Gary Schollsberg, a global strategist at Wells Fargo, said the U.S. Federal Reserve. Negative interest rates are unlikely to be introduced in the short term.
These forecasts were sent to CNBC yesterday through an interview with Schollsberg.
“The Federal Reserve will do everything to maintain liquidity”
Negative interest rates currently seem unlikely. Europe has already tested the idea with mixed results, and Schollsberg argues that there are too many “unintended consequences” for negative interest rates.
Negative interest rates would effectively mean that the Federal Reserve would charge fees for money to commercial banks. However, this “fee” would probably also be passed on to consumers.
BeInCrypto reported last year that German banks have been playing with the idea for some time.

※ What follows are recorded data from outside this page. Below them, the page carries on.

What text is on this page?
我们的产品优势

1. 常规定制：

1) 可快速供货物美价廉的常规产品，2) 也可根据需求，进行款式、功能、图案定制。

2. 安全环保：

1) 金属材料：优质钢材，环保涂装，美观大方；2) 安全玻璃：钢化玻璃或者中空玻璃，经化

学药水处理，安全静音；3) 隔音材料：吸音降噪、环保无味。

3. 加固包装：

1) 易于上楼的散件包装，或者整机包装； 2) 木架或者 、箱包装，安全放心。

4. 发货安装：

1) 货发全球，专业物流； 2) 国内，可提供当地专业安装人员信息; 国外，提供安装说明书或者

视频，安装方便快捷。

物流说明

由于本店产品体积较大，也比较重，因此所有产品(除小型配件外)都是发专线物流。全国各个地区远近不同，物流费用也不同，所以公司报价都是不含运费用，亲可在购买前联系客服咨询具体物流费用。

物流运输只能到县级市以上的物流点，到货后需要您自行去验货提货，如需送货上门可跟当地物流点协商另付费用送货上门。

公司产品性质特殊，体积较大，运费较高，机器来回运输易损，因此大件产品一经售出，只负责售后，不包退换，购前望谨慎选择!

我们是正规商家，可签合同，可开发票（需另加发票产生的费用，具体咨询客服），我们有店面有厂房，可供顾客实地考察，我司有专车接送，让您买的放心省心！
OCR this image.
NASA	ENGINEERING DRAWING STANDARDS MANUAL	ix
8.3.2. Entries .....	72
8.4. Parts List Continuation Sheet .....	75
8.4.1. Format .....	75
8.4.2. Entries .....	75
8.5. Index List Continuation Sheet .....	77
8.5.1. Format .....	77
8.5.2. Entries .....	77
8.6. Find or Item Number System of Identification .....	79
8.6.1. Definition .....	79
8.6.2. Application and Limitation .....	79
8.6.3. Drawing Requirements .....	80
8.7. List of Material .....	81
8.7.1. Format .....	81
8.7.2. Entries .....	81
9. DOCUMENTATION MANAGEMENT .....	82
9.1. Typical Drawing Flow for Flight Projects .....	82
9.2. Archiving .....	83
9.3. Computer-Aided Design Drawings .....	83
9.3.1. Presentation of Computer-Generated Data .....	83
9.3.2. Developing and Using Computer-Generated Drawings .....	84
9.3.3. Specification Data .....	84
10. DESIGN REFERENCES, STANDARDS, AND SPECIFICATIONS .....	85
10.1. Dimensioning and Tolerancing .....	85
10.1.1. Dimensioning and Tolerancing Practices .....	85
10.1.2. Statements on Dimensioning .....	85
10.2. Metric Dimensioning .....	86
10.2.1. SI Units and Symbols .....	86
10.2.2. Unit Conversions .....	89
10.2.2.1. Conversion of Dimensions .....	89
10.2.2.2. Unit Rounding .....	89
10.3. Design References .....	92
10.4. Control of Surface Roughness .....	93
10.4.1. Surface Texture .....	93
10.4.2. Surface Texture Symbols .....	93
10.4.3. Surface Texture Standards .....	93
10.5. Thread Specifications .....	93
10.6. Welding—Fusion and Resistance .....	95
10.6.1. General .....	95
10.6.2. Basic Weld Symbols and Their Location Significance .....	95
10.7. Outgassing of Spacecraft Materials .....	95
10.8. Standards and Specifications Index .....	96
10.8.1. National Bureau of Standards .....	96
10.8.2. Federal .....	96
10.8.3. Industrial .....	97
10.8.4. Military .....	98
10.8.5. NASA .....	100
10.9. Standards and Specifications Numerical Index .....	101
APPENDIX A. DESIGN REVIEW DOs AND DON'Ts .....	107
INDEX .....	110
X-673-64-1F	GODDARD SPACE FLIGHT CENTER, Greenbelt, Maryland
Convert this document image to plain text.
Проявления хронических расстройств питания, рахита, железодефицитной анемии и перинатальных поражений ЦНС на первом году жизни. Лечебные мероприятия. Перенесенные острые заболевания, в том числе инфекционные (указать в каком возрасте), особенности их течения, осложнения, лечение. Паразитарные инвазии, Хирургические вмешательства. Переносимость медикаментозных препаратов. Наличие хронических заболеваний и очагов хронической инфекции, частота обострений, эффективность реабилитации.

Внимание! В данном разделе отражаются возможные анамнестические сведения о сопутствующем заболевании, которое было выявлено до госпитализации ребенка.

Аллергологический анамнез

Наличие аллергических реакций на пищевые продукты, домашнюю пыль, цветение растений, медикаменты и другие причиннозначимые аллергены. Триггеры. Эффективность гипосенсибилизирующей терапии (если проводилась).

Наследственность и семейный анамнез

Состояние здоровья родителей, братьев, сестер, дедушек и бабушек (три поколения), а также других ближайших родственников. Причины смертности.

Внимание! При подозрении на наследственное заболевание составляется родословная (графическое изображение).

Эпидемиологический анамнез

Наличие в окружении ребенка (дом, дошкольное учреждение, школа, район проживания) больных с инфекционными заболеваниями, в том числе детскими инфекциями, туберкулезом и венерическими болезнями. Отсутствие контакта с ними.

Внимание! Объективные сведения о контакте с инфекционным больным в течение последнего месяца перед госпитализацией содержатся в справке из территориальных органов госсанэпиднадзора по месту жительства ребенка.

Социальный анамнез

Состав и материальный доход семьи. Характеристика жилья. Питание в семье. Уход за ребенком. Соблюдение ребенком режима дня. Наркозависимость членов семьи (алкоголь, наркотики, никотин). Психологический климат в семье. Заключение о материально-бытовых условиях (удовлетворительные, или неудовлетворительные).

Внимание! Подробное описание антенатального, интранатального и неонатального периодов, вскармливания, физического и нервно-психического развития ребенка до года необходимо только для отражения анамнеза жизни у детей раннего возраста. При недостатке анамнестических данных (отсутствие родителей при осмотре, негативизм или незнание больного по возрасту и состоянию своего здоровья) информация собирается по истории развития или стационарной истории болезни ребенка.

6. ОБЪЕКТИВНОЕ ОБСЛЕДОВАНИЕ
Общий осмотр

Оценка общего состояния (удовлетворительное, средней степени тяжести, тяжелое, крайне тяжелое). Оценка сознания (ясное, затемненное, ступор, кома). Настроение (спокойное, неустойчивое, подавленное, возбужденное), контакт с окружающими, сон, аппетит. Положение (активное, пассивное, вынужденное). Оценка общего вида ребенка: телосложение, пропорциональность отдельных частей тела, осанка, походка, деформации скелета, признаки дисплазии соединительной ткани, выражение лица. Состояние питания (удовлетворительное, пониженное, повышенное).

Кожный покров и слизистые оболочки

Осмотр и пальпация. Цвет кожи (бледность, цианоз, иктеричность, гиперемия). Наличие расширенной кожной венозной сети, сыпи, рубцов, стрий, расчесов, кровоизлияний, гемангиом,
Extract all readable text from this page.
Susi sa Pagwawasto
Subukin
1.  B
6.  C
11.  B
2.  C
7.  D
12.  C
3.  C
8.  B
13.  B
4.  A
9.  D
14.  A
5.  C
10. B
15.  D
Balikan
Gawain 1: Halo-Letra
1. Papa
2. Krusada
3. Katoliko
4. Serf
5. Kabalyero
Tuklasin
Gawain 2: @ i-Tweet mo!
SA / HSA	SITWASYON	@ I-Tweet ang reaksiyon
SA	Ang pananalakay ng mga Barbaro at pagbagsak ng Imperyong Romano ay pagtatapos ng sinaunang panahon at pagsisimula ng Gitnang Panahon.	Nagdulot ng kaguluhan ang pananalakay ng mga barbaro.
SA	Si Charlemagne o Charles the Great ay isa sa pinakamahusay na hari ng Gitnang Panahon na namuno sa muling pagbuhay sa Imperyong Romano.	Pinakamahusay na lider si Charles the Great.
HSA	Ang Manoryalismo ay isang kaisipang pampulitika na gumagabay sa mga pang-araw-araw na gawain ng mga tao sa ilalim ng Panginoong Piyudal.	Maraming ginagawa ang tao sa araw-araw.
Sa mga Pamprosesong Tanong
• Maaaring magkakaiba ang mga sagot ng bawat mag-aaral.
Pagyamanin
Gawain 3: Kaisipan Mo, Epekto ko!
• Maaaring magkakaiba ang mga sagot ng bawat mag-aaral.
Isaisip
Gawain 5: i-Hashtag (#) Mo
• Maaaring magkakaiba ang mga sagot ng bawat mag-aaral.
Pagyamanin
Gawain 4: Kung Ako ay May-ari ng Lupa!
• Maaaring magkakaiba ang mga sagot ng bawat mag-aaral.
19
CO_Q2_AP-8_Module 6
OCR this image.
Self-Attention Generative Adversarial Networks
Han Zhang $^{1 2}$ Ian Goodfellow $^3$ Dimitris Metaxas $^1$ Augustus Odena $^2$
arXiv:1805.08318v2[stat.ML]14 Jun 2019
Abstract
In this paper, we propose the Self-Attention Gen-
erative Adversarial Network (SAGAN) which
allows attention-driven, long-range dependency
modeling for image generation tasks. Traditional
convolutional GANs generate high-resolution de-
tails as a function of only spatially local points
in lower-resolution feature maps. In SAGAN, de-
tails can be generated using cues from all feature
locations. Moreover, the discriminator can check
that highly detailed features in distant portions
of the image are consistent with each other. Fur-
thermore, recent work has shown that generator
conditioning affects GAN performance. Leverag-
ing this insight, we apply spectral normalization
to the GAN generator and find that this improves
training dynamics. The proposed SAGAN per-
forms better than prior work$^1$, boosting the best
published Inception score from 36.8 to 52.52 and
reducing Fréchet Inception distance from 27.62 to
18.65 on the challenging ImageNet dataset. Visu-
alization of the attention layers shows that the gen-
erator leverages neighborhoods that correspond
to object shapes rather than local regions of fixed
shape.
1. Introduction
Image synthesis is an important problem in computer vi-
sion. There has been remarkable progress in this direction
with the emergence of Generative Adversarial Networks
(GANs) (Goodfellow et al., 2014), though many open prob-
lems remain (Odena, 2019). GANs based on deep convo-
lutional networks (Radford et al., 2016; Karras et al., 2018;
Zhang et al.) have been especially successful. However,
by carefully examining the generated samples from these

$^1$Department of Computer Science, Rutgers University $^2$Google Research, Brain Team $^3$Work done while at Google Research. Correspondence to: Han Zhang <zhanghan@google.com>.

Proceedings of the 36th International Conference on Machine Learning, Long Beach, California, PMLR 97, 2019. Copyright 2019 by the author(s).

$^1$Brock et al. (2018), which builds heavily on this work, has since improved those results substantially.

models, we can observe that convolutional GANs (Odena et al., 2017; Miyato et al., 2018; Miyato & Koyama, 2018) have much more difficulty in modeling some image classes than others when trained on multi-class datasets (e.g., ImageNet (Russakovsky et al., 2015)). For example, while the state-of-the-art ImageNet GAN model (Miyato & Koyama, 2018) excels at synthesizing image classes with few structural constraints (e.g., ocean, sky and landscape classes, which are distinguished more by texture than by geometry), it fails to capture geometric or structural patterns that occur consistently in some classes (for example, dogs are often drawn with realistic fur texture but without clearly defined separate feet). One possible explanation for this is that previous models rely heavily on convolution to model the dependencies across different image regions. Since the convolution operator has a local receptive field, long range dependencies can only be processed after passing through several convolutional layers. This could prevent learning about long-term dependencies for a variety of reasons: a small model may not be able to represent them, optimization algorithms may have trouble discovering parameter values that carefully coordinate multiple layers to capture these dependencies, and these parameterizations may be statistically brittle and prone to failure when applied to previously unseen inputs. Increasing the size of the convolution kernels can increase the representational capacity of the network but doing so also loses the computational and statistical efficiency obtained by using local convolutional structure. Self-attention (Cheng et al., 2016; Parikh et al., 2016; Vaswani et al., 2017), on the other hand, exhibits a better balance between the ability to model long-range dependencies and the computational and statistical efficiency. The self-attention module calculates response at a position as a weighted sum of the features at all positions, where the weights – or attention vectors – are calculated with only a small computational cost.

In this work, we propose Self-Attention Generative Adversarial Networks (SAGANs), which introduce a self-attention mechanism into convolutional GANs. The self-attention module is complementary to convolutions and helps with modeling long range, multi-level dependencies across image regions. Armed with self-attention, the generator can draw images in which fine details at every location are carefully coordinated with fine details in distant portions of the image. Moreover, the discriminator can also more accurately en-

If negative interest rates become the “new normal”, thencould prove to be an appropriate hedge and would be a natural catalyst for the public to move away from mainstream banking.
With Bitcoin’s third cut in half behind us, BTC currently has a lower inflation rate than the other Fiat currencies. Annual emissions are currently at 1.8% of half the global average.
If the US Federal Reserve introduced negative interest rates, it would be unprecedented. Although it could boost consumer spending in the short term, its consequences could be far more serious than economists and policy makers recognize. Fortunately, there are new alternatives to traditional banking that offer us a way out.